First of all, please bare with me. This is my first Instructable.
In June 2015 we got our 1kW solar panel system installed. It is an on-grid system, so excessive energy is send back into the public network. We started the process with the local energy supplier Meralco to get registered for “net-metering”. “Net-metering” means that we get paid for energy that we send back into the public network. But we stopped in the middle of the process, because it was tiring, complicated and the additional requirements (additional breaker, evtl. additional watt meter, updated electrical plan by a certified electrician, ...) would have cost us a lot of money.
Without having net-metering we are invoiced for every kWh that is send back to the net as if we have consumed it. The net meter counting our consumption is a modern digital style, he shows whether we are consuming energy from the net or if we are sending out energy. (See image above).
Inside the red rectangle the net meter says either Receiving (energy supplier is receiving energy from us) or Delivered (we receive energy from the the energy supplier). But the counter goes up in both situations.
As we have only a small 1kW system and we are at home during the day we decided to just adjust our energy consumption so that we do not push back too much energy into the public network. But how to know if the solar system is producing more energy than we are consuming? The supplier of the micro inverters offers a monitoring system. But the cost is 10% of what we paid for the whole system. Too much! And on top it is a proprietary system, using power line communication but the protocol is not available (One of the things I hate in this world!). To monitor we are limited to use our web browser and get the data from the companies web server, where they store all the information they receive from our system. So I started searching on the internet for an alternate solution to monitor our power consumption and production. The best site I found is: OPENENERGYMONITOR.
Everything I did on the monitor system side I could only do with the information, source codes and hardware explanations I found on their site. And when I got stuck, their forum is very helpful for research and to get answers.
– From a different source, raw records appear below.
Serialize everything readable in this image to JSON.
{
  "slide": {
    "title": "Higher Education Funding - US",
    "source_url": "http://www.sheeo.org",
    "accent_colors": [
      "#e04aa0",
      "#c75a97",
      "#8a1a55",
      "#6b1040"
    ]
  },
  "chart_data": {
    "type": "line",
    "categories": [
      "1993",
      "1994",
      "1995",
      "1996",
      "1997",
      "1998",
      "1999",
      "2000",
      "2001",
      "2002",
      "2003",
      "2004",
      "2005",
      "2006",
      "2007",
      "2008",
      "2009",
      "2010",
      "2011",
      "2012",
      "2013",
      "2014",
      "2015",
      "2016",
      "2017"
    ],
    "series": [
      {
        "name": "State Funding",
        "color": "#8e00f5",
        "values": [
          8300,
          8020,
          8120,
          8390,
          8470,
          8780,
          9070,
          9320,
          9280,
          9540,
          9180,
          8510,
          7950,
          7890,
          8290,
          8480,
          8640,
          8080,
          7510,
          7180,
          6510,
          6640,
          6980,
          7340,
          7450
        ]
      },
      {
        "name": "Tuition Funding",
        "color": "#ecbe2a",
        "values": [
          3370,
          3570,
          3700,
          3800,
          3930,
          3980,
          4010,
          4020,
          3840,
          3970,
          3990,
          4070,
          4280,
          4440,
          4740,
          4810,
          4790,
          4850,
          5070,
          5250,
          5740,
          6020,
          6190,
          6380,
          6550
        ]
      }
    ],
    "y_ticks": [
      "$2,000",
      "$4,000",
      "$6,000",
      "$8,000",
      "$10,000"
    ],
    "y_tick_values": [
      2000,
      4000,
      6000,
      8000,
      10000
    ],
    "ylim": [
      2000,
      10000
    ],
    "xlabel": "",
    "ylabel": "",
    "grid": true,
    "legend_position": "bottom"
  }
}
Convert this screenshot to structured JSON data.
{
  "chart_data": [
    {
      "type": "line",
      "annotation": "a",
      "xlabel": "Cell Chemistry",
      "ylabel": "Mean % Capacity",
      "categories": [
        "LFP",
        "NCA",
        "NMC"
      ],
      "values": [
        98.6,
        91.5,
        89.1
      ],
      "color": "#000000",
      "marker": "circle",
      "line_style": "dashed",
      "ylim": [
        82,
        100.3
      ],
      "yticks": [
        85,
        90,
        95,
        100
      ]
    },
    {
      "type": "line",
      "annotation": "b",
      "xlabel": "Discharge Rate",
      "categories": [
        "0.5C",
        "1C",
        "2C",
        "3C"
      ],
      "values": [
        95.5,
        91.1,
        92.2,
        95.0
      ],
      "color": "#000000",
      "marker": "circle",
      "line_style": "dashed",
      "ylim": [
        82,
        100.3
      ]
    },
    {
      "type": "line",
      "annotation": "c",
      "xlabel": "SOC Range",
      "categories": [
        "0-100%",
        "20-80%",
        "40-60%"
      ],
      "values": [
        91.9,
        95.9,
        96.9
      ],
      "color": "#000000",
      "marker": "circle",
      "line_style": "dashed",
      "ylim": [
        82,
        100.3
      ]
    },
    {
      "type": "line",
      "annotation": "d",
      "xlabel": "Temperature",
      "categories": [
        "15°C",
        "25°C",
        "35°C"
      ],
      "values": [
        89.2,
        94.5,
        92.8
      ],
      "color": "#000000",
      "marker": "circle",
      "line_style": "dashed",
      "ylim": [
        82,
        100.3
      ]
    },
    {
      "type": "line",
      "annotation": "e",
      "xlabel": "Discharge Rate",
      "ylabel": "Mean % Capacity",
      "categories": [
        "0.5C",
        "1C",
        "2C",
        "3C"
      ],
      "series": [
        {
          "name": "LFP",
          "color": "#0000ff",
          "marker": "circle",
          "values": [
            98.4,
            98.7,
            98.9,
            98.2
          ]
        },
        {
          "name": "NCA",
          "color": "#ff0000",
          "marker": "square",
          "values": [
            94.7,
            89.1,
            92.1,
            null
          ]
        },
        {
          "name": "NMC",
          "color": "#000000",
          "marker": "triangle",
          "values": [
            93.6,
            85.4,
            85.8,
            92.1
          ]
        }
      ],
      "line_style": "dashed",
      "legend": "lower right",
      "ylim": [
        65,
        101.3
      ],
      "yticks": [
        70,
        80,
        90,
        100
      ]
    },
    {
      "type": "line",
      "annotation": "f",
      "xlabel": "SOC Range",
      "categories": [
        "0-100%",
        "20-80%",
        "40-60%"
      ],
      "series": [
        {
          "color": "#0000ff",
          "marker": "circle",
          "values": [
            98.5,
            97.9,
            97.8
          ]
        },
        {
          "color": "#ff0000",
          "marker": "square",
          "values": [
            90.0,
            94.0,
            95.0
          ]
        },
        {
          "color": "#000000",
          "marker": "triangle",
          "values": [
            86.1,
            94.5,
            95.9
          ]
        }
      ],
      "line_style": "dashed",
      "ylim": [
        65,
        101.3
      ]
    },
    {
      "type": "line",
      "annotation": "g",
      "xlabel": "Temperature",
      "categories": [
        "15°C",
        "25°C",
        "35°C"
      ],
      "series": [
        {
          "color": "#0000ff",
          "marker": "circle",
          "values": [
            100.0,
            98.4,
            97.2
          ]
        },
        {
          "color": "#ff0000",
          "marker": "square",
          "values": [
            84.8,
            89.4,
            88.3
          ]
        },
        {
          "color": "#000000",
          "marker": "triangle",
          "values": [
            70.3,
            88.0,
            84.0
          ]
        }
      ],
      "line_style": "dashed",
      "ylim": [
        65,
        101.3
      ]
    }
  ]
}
I decided to build up my own system instead of buying a pre-built system from their shop. The monitoring system can be split into 3 parts:
Luckily for 1) and 3) only one device is necessary. This is possible with the Arduino Yun
This nice small and affordable piece of electronic has an 8bit Atmel AVR ATmega32U4 microcontroller to do real-time measurement and in addition a Linux system based on the Atheros AR9331. The Atheros runs a Linux distribution based on OpenWrt named OpenWrt-Yun. The board has built-in Ethernet and WiFi support and a SD card slot. Perfect for IoT solutions. Of course the web server has limited performance, but for my requirements it is sufficient. The built-in Ethernet and WiFi gives the connectivity needed and the SD card provides the storage to save the recorded data in a database.
The Android application 4) was developed from scratch, but thanks to STACKOVERFLOW it was no problem to find the necessary libraries and answers to upcoming problems during the development..
For the sensors and the Arduino board I found Circuit-Help as a reliable and customer friendly company here in Manila! A list of all parts used in this project can be found on the last post of this series. All schematics and source code can be found on my Github repository spMonitor.
Now head over to the next step, where I explain the measurement electronics.
This step will go into details of the used hardware.
To connect the different sensors I build a “shield”. In the Arduino world a shield is an extension board that is plugged on top of an Arduino board. The Arduino has most of the analog input ports, digital I/O ports and communication ports on headers located on the side of the board.
The sensor connection shield I build to connect the different sensors is plugged into these headers.
For the current measurement 2 CT (current transformers) are needed. One is measuring the current coming from the solar panels, the second one is measuring the house main line current. For calculation of the power the voltage is measured as well with a voltage transformer. I plan as well to mount a light sensor next to the solar panels. The light sensor will be connected with an i2c serial connection. But for now this is not implemented.
The Arduino analog input ports accept a maximum voltage of 5V. Therefor the analog signals must be adapted by a circuit to match with these specifications.
OpenEnergyMonitor has very good tutorials for connection the CT sensors (including calculation of burden resistors and calibration values) in their CT sensors – Interfacing with an Arduino building block. The only CT sensor I could find was a 100A type (YHDC SCT-013-000). As my currents are not reaching 100A, I re-calculated the burden resistors to match my requirements. For the main line I used a 165 Ohm burden resistor, which allows a maximum measurement of 20A which is more than enough for our house consumption. For the solar panels I chose a 330 Ohm burden, which allows a maximum of 10A, which is more than enough for a 1kW system. For calculation of the burden resistors please check the link to the OpenEnergyMonitor building block.
For the voltage measurement circuit I found as well a tutorial at OpenEnergyMonitor. Check out the Measuring AC Voltage with an AC to AC power adapter building block. Instead of using a AC/AC wall plug I decided to get a cheap 220V/9V voltage transformer and integrate it into the box with the Arduino hardware.
For the light sensor I chose a module from Adafruit. This module has the advantage that it has two sensors which are measuring the visible and IR parts of the light. The light sensor communicates with the Arduino over an i2C interface. The pins of the sensor are directly connected to the Arduino header pins.
The full circuit schematic is shown above. Basically it is not very complicated.